Friday, April 18, 2008

Familiar, Family Confusion - with psychotic features

You know, there comes a point in your life in which you have to decide about family. Some people just have a predisposition to keep family contacts, regardless of how far away the family members are, and then there’s the rest of us… we suck. And then there comes the extra complication of moving, whether it be out of state or cross-country. But then there’s this weird feeling that overtakes me sometimes… it’s the storm of wanted relationships that are lost… and yet not even knowing where to start.

It’s funny but moving cross-country at 8 kind of trapped me between two worlds in some ways. See, there’s this part of my life that I could refer to as my childhood that seems to be stranded in California and then my adolescence is somehow caught in Cincinnati. But in the passage of time on the road between, I seem to have lost some belongings. California seems like a dream, my extended family is mere evidences that just maybe California was real at times. But then it’s like I get caught in this childish naivety that what is not close, distance-wise, cannot be close. And then forgotten, lost friends and family fall in the wake of this Titanic thinking.

It’s funny how family means something completely different after getting married. You know, there’s some marriages where the newly weds’ in-laws seem to be family and then there’s other situations where I hear the “dreaded in-laws” concept. You know, it’s the concept that Hollywood Hallmarks as the “typical” situation; stiff and unwavering family traditions that refuse “non-blood” relationships and marry-ins.

But even beyond the family context, I think age teaches an adult to value family more, yet it’s kind of funny that children appear to be more adaptable to the change of a growing family. But then again… all I can speak from is my own experiences and observations of other families and my own.
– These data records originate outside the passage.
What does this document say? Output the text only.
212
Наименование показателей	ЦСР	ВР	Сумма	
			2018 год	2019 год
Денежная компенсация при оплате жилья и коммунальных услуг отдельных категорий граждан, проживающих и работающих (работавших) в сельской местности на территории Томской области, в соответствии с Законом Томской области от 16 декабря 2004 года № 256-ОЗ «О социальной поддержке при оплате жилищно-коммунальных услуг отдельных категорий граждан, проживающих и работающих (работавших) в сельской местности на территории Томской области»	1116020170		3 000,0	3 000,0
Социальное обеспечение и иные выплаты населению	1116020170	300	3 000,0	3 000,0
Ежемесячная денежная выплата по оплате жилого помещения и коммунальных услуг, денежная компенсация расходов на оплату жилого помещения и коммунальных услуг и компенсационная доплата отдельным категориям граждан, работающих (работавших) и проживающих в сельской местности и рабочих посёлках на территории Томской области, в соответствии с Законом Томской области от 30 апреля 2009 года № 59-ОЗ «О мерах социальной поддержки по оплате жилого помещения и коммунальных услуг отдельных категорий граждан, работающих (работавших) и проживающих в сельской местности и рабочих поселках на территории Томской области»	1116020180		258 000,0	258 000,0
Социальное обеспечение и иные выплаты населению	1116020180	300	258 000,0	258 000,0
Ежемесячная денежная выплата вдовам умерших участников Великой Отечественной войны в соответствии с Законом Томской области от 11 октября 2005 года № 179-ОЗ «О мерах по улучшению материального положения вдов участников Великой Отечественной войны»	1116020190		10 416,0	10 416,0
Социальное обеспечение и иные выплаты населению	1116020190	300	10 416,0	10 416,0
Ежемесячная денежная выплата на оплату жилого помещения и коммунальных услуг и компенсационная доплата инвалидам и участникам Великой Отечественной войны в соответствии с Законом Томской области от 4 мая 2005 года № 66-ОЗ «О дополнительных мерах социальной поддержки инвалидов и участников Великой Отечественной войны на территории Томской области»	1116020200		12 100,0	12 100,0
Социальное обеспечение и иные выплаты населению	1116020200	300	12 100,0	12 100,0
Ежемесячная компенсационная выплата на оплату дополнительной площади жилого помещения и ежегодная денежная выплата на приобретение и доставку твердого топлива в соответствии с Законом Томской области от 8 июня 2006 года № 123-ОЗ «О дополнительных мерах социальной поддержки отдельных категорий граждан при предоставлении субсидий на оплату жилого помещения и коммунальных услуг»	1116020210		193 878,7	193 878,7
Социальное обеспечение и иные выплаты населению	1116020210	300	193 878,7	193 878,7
I must confess, though, that I have found myself stuck in a tangle of regret and determination. I don’t want to be “far” from family members while sharing a meal. I don’t want to have absolutely no idea about my sister’s life or even my sisters-in-laws’ lives. I don’t want to wake up in ten years, 300,000 miles from my family only to find that even if I lived down the street from them, I wouldn’t know them.

Since I moved from California at such a young age, I didn’t contact my extended family. I never wrote much beyond the first year of moving. I got absorbed in “here and now” and slowly began to think less of my “California family” and then they became strangers.
And part of me doesn’t know how to relate to them from this point on, I’m not going to lie. And there’s much regret in those thoughts. And then there’s a determination birthed from that processing spurring me on to maintain current family relationships.

Yet there’s this funny lapse that I do quite frequently. I’m in Ohio, my extended family is all over the place… and there’s this odd disconnect between the two as if they both cannot exist. Both California and Cincinnati cannot exist simultaneously. The California I remember is no more. And yet so is the Cincinnati. And then I wonder, so where does that leave me?

Anyone else out there stuck in a similar oddity or is it just my psychotic features showing?




- This counseling session brought to you in high definition recording upon mail-in request. - HA! (Sorry for unloading a rambling blah this morning.)